Watched the video on the BBC website of the reveal on Project Natal, which enables players to interact with a character on screen in a very natural way. The film shows a woman interacting with a boy character "Milo" on screen. In the course of the short film, she picks up some goggles, dabbles in the stream and passes a sketch of a fish over to Milo.

It's an impressive glimpse into the future possibiities, although it made me wonder just how interesting interacting with a robot boy, dabbling the hands in virtual water and sketching fish actually is, compared with talking to a real person, dabbling in real water etc - and I speak as someone passionately devoted to virtual worlds. One of the best things about Second Life is the fact that the people you meet are real people with real lives and real emotions - but more than that - real experience and a real history. For a virtual character to be at all interesting they need some backstory and something to entice you to be interested in them. If the boy had been from the 15th century, or the 30th or from a lost tribe or far-off planet... it would have been just as exciting, but more interesting.

I also worry a great deal about the future of our children, interacting with characters who appear to be normal chidren but are not. I believe that human beings are designed to model themselves on the people they interact with. Our psychology is going to take some time to catch up with a world in which some of the people we interact with are not real people, but robots. In fact it may never do so... it is said that the reason we find it so easy to immerse in virtual worlds is a good evolutionary tactic: for hundreds of thousands of years it has been essential to assume that anything we see happening to us IS real. If you take two minutes to decide whether that spear winging its way to your head is real or not... you're dead. So your brain assumes it is real and reacts accordingly.

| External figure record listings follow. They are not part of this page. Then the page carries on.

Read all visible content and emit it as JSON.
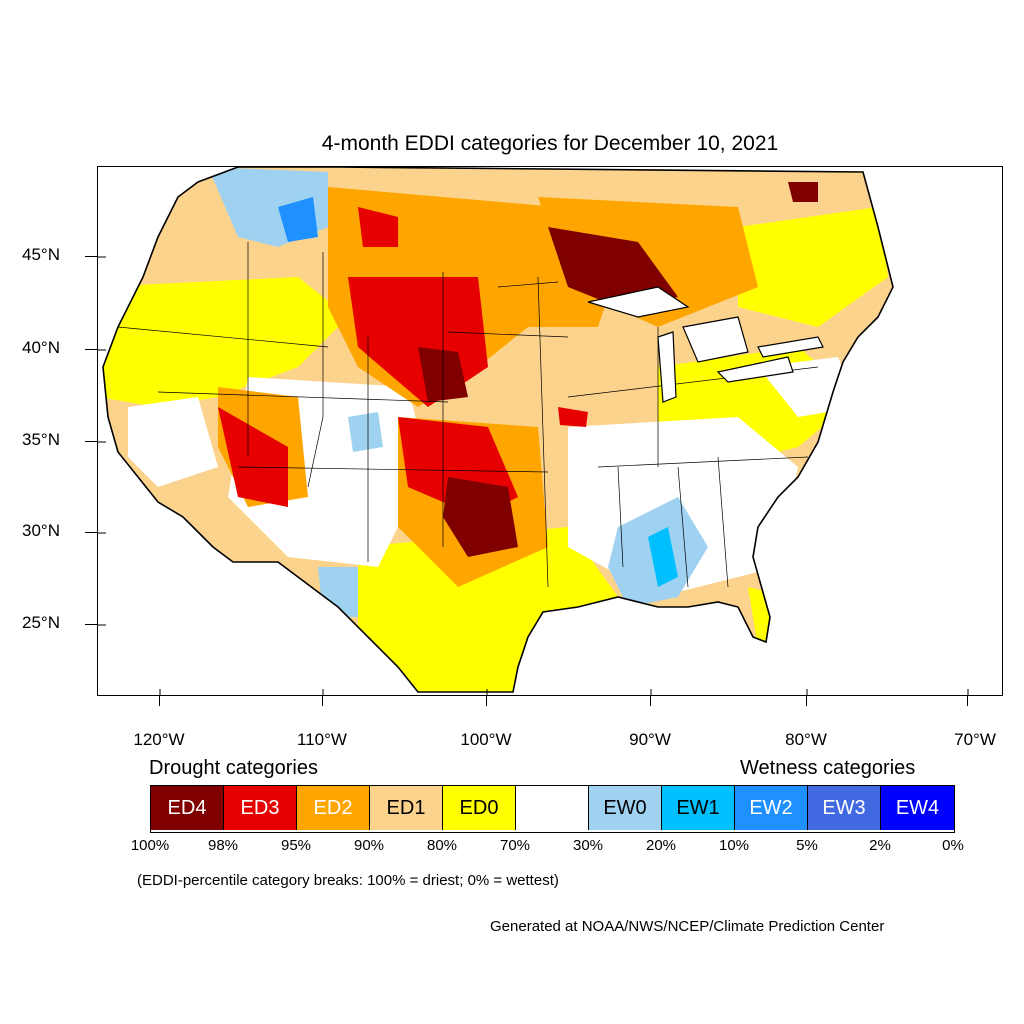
{
  "title": "4-month EDDI categories for December 10, 2021",
  "map": {
    "region": "Contiguous United States",
    "variable": "4-month EDDI",
    "date": "December 10, 2021",
    "lat_labels": [
      "45°N",
      "40°N",
      "35°N",
      "30°N",
      "25°N"
    ],
    "lon_labels": [
      "120°W",
      "110°W",
      "100°W",
      "90°W",
      "80°W",
      "70°W"
    ]
  },
  "legend": {
    "drought_title": "Drought categories",
    "wetness_title": "Wetness categories",
    "categories": [
      {
        "label": "ED4",
        "color": "#800000",
        "text_color": "#ffffff"
      },
      {
        "label": "ED3",
        "color": "#e60000",
        "text_color": "#ffffff"
      },
      {
        "label": "ED2",
        "color": "#ffa500",
        "text_color": "#ffffff"
      },
      {
        "label": "ED1",
        "color": "#fcd38c",
        "text_color": "#000000"
      },
      {
        "label": "ED0",
        "color": "#ffff00",
        "text_color": "#000000"
      },
      {
        "label": "",
        "color": "#ffffff",
        "text_color": "#000000"
      },
      {
        "label": "EW0",
        "color": "#9ed2f0",
        "text_color": "#000000"
      },
      {
        "label": "EW1",
        "color": "#00bfff",
        "text_color": "#000000"
      },
      {
        "label": "EW2",
        "color": "#1e90ff",
        "text_color": "#ffffff"
      },
      {
        "label": "EW3",
        "color": "#4169e1",
        "text_color": "#ffffff"
      },
      {
        "label": "EW4",
        "color": "#0000ff",
        "text_color": "#ffffff"
      }
    ],
    "percentiles": [
      "100%",
      "98%",
      "95%",
      "90%",
      "80%",
      "70%",
      "30%",
      "20%",
      "10%",
      "5%",
      "2%",
      "0%"
    ]
  },
  "note": "(EDDI-percentile category breaks: 100% = driest; 0% = wettest)",
  "credit": "Generated at NOAA/NWS/NCEP/Climate Prediction Center"
}
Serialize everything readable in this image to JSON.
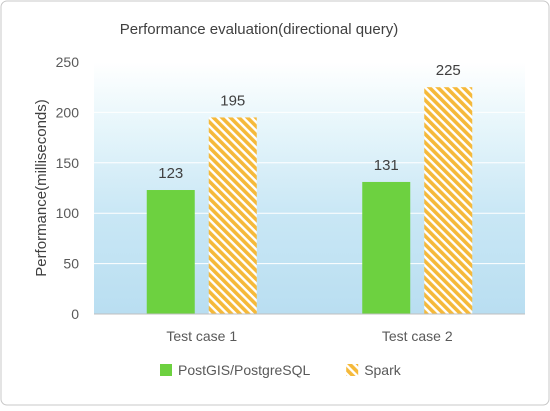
{
  "chart_data": {
    "type": "bar",
    "title": "Performance evaluation(directional query)",
    "xlabel": "",
    "ylabel": "Performance(milliseconds)",
    "categories": [
      "Test case 1",
      "Test case 2"
    ],
    "ylim": [
      0,
      250
    ],
    "yticks": [
      0,
      50,
      100,
      150,
      200,
      250
    ],
    "grid": true,
    "legend_position": "bottom",
    "data_labels": true,
    "series": [
      {
        "name": "PostGIS/PostgreSQL",
        "values": [
          123,
          131
        ],
        "color": "#6dd140",
        "fill": "solid"
      },
      {
        "name": "Spark",
        "values": [
          195,
          225
        ],
        "color": "#f5b93a",
        "fill": "diagonal-hatch"
      }
    ],
    "plot_background": "gradient light-blue"
  }
}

This is the reason I felt the same vertigo crossing a virtual chasm as I would crossing a real one... and why it will be easier and easier as the technology develops to regard the Natal's Milo as a real boy. It seems to me probable though, that this boy will adhere to a certain set of rules about ethics and morality, which real boys tend not to do.

The most exciting uses must be educational for these things, and yet that always seems to take a back seat to entertainment. I think that play is an important thing for children and adults, and that we should encourage people to be playing as much as possible... what I would love would be the chance to make games and play which are truly educational and inspirational... real education and not the ersatz one which schools dole out in ever-smaller chunks to an enforced audience.

We need to be careful though. My experience with home educated children and my own has proved to me that the most important thing is the interaction between a loving adult and the children, and how responsive that person is to the child. If television has become the default nanny for a lot of children, then an interactive boy may be an improvement on that. However, neither the television, nor the astonishing Milo, should ever be a replacement for a loving and engaged adult, I think. It is too obvious to me that this could easily be the case, and very quickly, if we are not alert to the seductive power of immersion. Maybe the introduction of other real-life attribute might solve the problem: sulking, telling tales, getting grumpy? Otherwise Milo may quickly become the preferred friend of all children, everywhere.